World Wildlife Conference Will Decide the Fate of Otters
The countries of the world will vote in a few weeks on whether to protect Asian small-clawed and smooth-coated otters from poaching and international trade. Both species are declining fast, due in part to a gruesome trend in taking otter pups from the wild for use as pets and attractions in cafés and coffee shops. Much of the trade is online, driven by images of cute otters and other animals on social media. NRDC will be on the ground in Geneva to push for full protection for otters and all threatened species from poaching and international trade.
In just a few weeks, the 183 countries belonging to the Convention on International Trade in Endangered Species of Wild Fauna and Flora (CITES) will vote on proposals that could help save two rare species of otter from extinction.
India, Bangladesh, Nepal, and the Philippines have submitted proposals to ban all international commercial trade in the Asian small-clawed otter and the smooth-coated otter. Final decisions on the proposals will be made during the 18th Conference of the Parties (COP18) to CITES, which will be held in Geneva, Switzerland, August 17-28. More than two-thirds of all the CITES Parties in attendance must vote to adopt the proposals for the bans to take effect, and NRDC will be there to make sure they do.
Currently, both the Asian small-clawed and the smooth-coated otter are listed on Appendix II of CITES, which allows regulated international trade. These new proposals would transfer the species to Appendix I, banning all international commercial trade.
Recent investigations by TRAFFIC, the wildlife trade monitoring network, paint a grim picture for both otter species. Their populations have declined drastically largely due to destruction of their habitat and exploitation for the global trade in otter skins and pet trade, according to the IUCN Red List of Threatened Species.
Unfortunately, nobody really knows how many otters there are in South and Southeast Asia, or just how many are being killed by poachers for global trade. Between 1980 and 2018, national authorities confiscated otter specimens more than 250 times, seizing specimens that came from more than 6,000 individual otters. But, because relatively little attention is paid to enforcement for these species, the specimens are rarely identified down to the species level (there are actually four species in the region), and the seizures that are reported likely represent only a small fraction of the overall illegal trade in otters in the region.
The pet trade is a growing threat to Asian small-clawed otters especially—they are popular attractions in zoos and increasingly in pet shops, pet fairs, and even in coffee shops, particularly in Japan. In just two years, between 2015 and 2017, 32 live Asian small-clawed otters, mostly juveniles, were confiscated in four countries (Indonesia, Malaysia, Thailand and Viet Nam), according to TRAFFIC. In January, 10 live small-clawed otters were discovered crammed into shipping crates and confiscated in North Viet Nam, and are now being rehabilitated by Save Vietnam’s Wildlife, an NRDC partner.

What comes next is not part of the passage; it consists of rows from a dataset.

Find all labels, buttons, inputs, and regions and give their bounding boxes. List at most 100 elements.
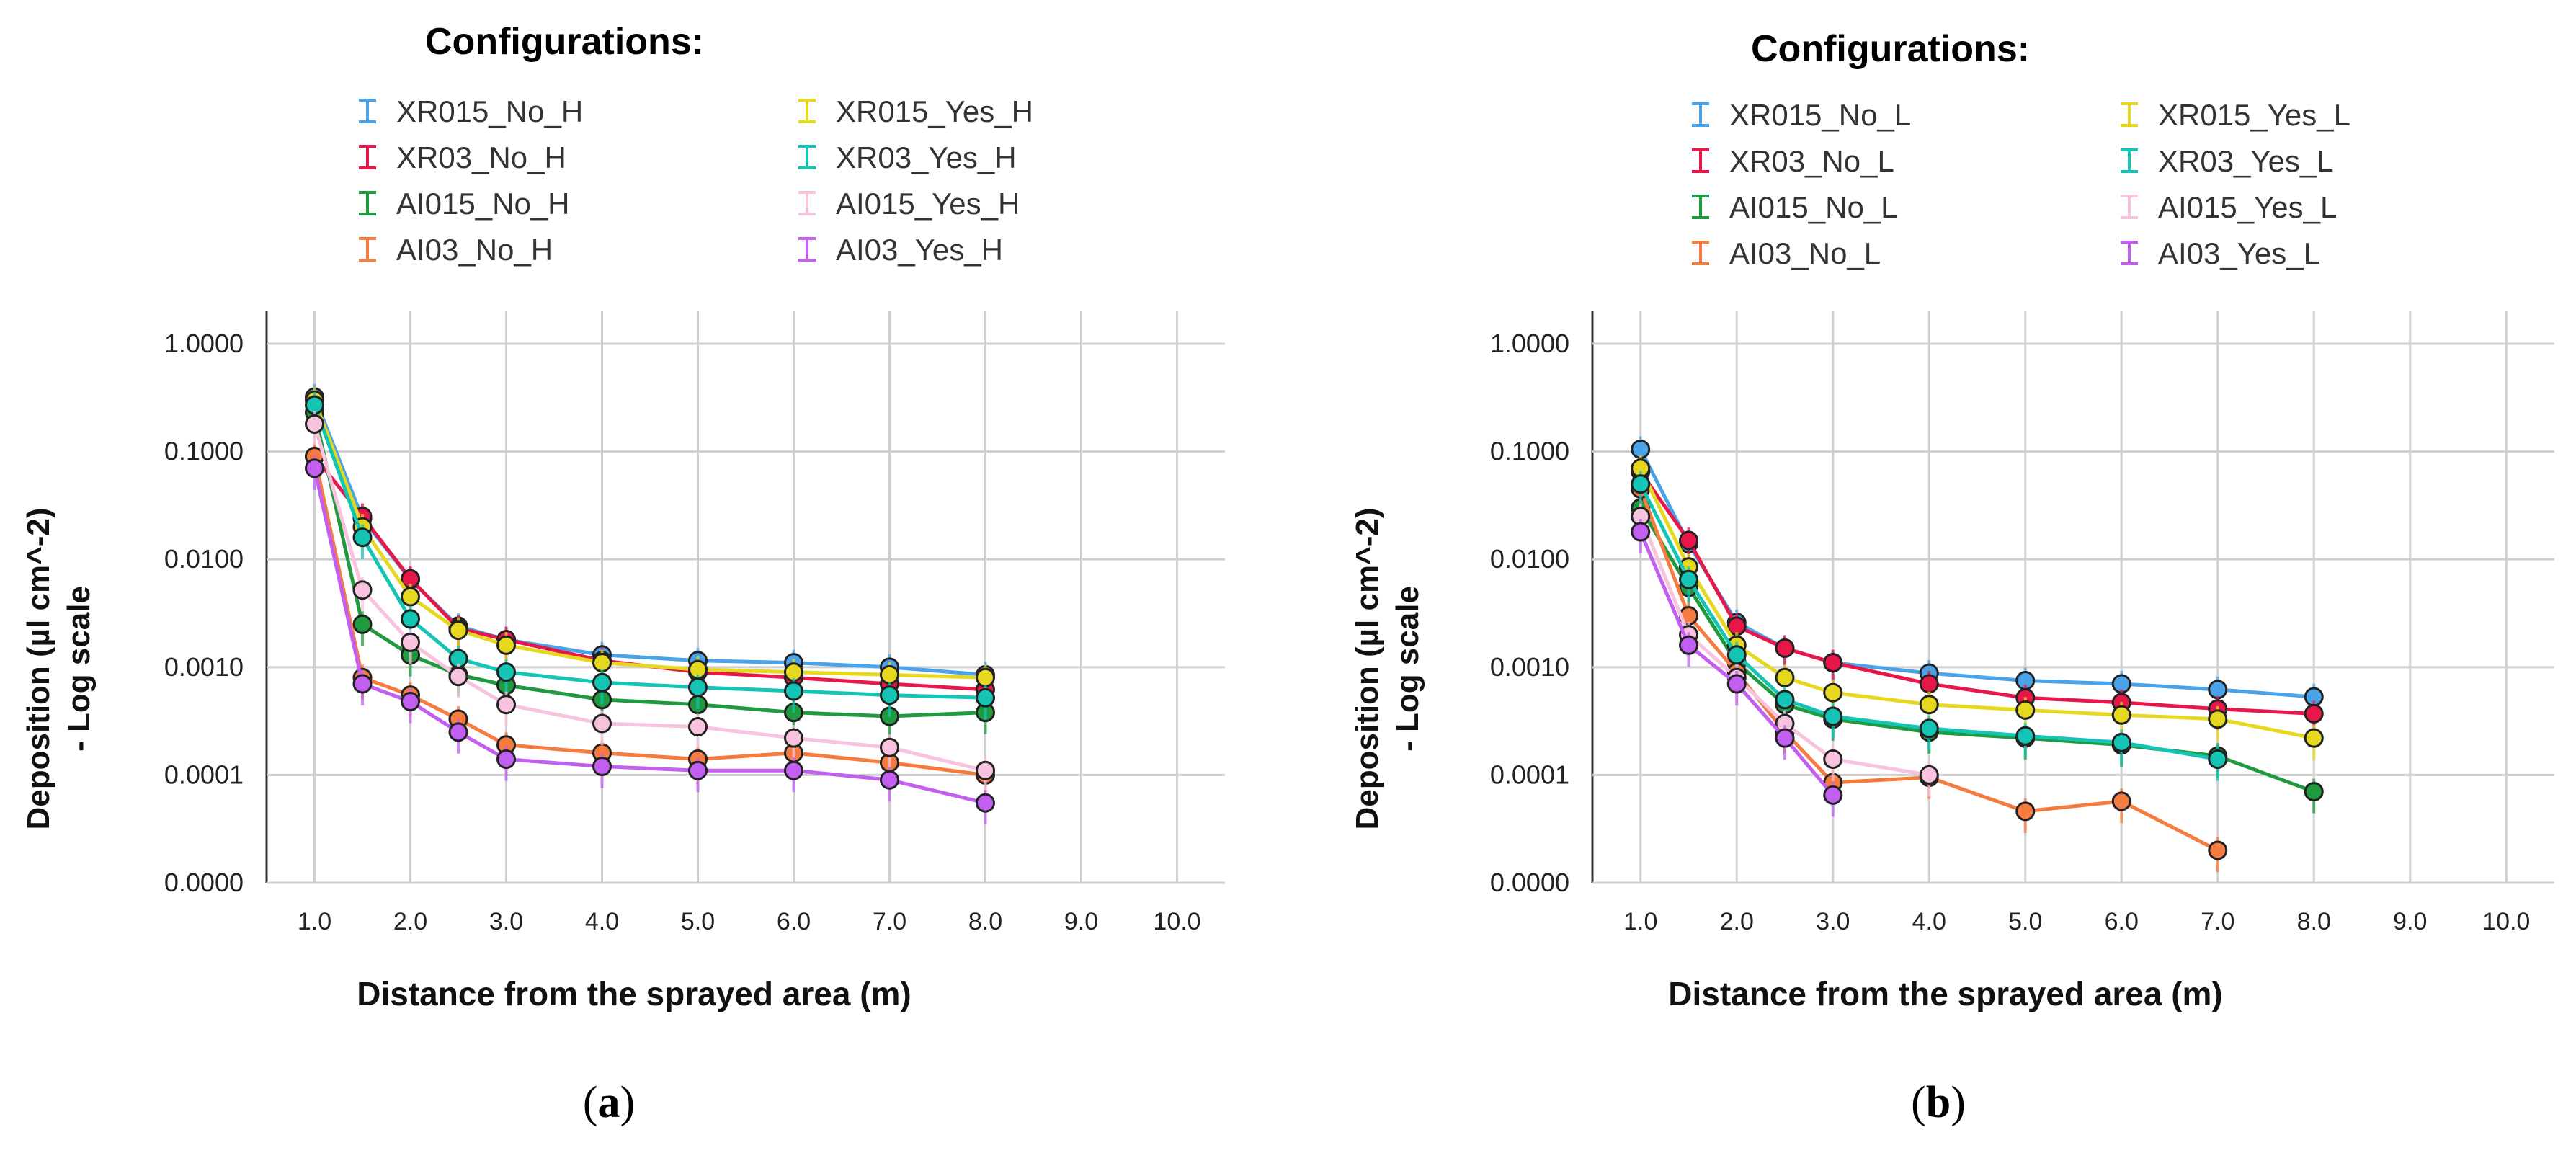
data-point: [1775, 690, 1795, 710]
data-point: [2111, 705, 2131, 725]
x-tick-label: 6.0: [2105, 908, 2139, 935]
y-tick-label: 1.0000: [164, 329, 244, 358]
data-point: [352, 527, 373, 548]
x-tick-label: 6.0: [777, 908, 811, 935]
y-axis-label-line1: Deposition (µl cm^-2): [21, 507, 56, 829]
legend-title: Configurations:: [425, 21, 704, 63]
legend-label: XR03_Yes_L: [2158, 144, 2334, 178]
legend-label: AI015_No_H: [396, 187, 570, 221]
data-point: [1919, 674, 1939, 694]
y-tick-label: 1.0000: [1490, 329, 1569, 358]
legend-item-ai03-no-h: AI03_No_H: [359, 233, 553, 267]
data-point: [401, 587, 420, 607]
data-point: [448, 667, 468, 687]
legend-item-xr015-yes-l: XR015_Yes_L: [2121, 98, 2350, 132]
y-tick-label: 0.0010: [1490, 652, 1569, 682]
series-ai03-yes-h: [305, 455, 995, 825]
y-axis-label-line1: Deposition (µl cm^-2): [1350, 507, 1385, 829]
data-point: [688, 677, 708, 698]
series-line: [313, 455, 986, 777]
data-point: [1823, 682, 1843, 703]
data-point: [592, 713, 612, 734]
data-point: [2208, 840, 2228, 860]
legend-item-xr03-yes-l: XR03_Yes_L: [2121, 144, 2334, 178]
data-point: [448, 620, 468, 641]
legend-label: XR03_No_H: [396, 141, 566, 174]
x-tick-label: 2.0: [1720, 908, 1754, 935]
data-point: [1823, 706, 1843, 726]
x-tick-label: 10.0: [1153, 908, 1200, 935]
data-point: [1726, 645, 1747, 665]
data-point: [2208, 709, 2228, 729]
legend-item-ai03-yes-h: AI03_Yes_H: [798, 233, 1003, 267]
data-point: [784, 728, 803, 748]
data-point: [352, 614, 373, 634]
x-tick-label: 7.0: [2201, 908, 2234, 935]
data-point: [305, 414, 324, 434]
legend-item-ai015-no-h: AI015_No_H: [359, 187, 570, 221]
data-point: [1775, 728, 1795, 748]
legend-label: AI015_No_L: [1729, 190, 1898, 224]
x-axis-label: Distance from the sprayed area (m): [1668, 975, 2223, 1012]
y-tick-label: 0.1000: [1490, 437, 1569, 466]
series-line: [1639, 467, 2314, 740]
x-tick-label: 9.0: [2393, 908, 2427, 935]
x-tick-label: 4.0: [585, 908, 619, 935]
data-point: [2304, 728, 2324, 748]
x-tick-label: 5.0: [2008, 908, 2042, 935]
y-tick-label: 0.0000: [164, 868, 244, 897]
data-point: [592, 653, 612, 673]
data-point: [1679, 569, 1698, 589]
y-tick-label: 0.0001: [164, 760, 244, 789]
data-point: [2015, 801, 2036, 822]
data-point: [2015, 726, 2036, 746]
data-point: [2111, 732, 2131, 752]
data-point: [1775, 638, 1795, 658]
panel-a: Configurations: XR015_No_H XR03_No_H AI015…: [21, 21, 1225, 1127]
legend-item-ai03-no-l: AI03_No_L: [1692, 236, 1881, 270]
series-line: [313, 404, 986, 700]
legend-item-ai015-yes-l: AI015_Yes_L: [2121, 190, 2337, 224]
x-tick-label: 2.0: [393, 908, 427, 935]
legend-item-xr03-no-l: XR03_No_L: [1692, 144, 1894, 178]
legend-label: XR015_Yes_L: [2158, 98, 2350, 132]
series-line: [1639, 471, 2314, 716]
series-line: [313, 399, 986, 680]
series-line: [313, 396, 986, 677]
data-point: [496, 695, 516, 715]
x-tick-label: 3.0: [1816, 908, 1850, 935]
data-point: [1631, 522, 1651, 542]
legend-item-xr015-no-l: XR015_No_L: [1692, 98, 1911, 132]
series-xr015-yes-l: [1631, 455, 2324, 760]
y-axis-label-line2: - Log scale: [61, 586, 97, 752]
data-point: [305, 458, 324, 478]
series-line: [313, 411, 986, 718]
data-point: [880, 770, 899, 790]
series-line: [313, 455, 986, 692]
data-point: [496, 749, 516, 770]
series-ai015-yes-h: [305, 411, 995, 793]
data-point: [976, 760, 995, 780]
data-point: [1823, 785, 1843, 805]
x-tick-label: 10.0: [2482, 908, 2530, 935]
legend-label: AI015_Yes_L: [2158, 190, 2337, 224]
data-point: [401, 632, 420, 652]
legend-item-xr03-no-h: XR03_No_H: [359, 141, 566, 174]
data-point: [592, 757, 612, 777]
legend-title: Configurations:: [1751, 28, 2030, 70]
x-tick-label: 4.0: [1912, 908, 1946, 935]
data-point: [1726, 674, 1747, 694]
data-point: [976, 687, 995, 708]
data-point: [1775, 667, 1795, 687]
data-point: [784, 681, 803, 701]
x-tick-label: 8.0: [968, 908, 1002, 935]
x-tick-label: 9.0: [1064, 908, 1098, 935]
data-point: [880, 737, 899, 757]
x-tick-label: 5.0: [681, 908, 715, 935]
data-point: [496, 662, 516, 682]
data-point: [352, 580, 373, 600]
data-point: [592, 672, 612, 693]
data-point: [2111, 791, 2131, 811]
legend: XR015_No_L XR03_No_L AI015_No_L AI03_No_L XR…: [1692, 98, 2350, 270]
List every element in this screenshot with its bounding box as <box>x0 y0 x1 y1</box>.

Smooth-coated otters in particular are prized for their furs, and are often trafficked from South and, increasingly, Southeast Asia to China and other markets. Between 1980 and 2015, 2,949 illegal otter pelts were confiscated in India alone, and a significant number were likely smooth-coated otters given their desirability. The trade in live otters for pets is an emerging threat to smooth-coated otters as well.
For both species, online trade is making matters worse. Our partners at World Animal Protection recently released this alarming documentary about the trade in baby otters for use as pets and attractions.
Despite the discouraging images and figures, NRDC has been working with organizations around the world for over a year now to build the case for a ban on international commercial trade in smooth-coated and Asian small-clawed otters. We have helped assemble a coalition of groups in support of the proposals that includes international conservation and animal welfare organizations, national conservation groups, and small, local advocates for wildlife and habit protection.
The world will be watching as CITES parties vote on the fate of these social and intelligent animals that the public has come to love. We cannot stand idly by when faced with the possibility of losing otters forever, and we thank India, the Philippines, and Bangladesh for their leadership. The call to action is clear: We otter protect otters before it’s too late.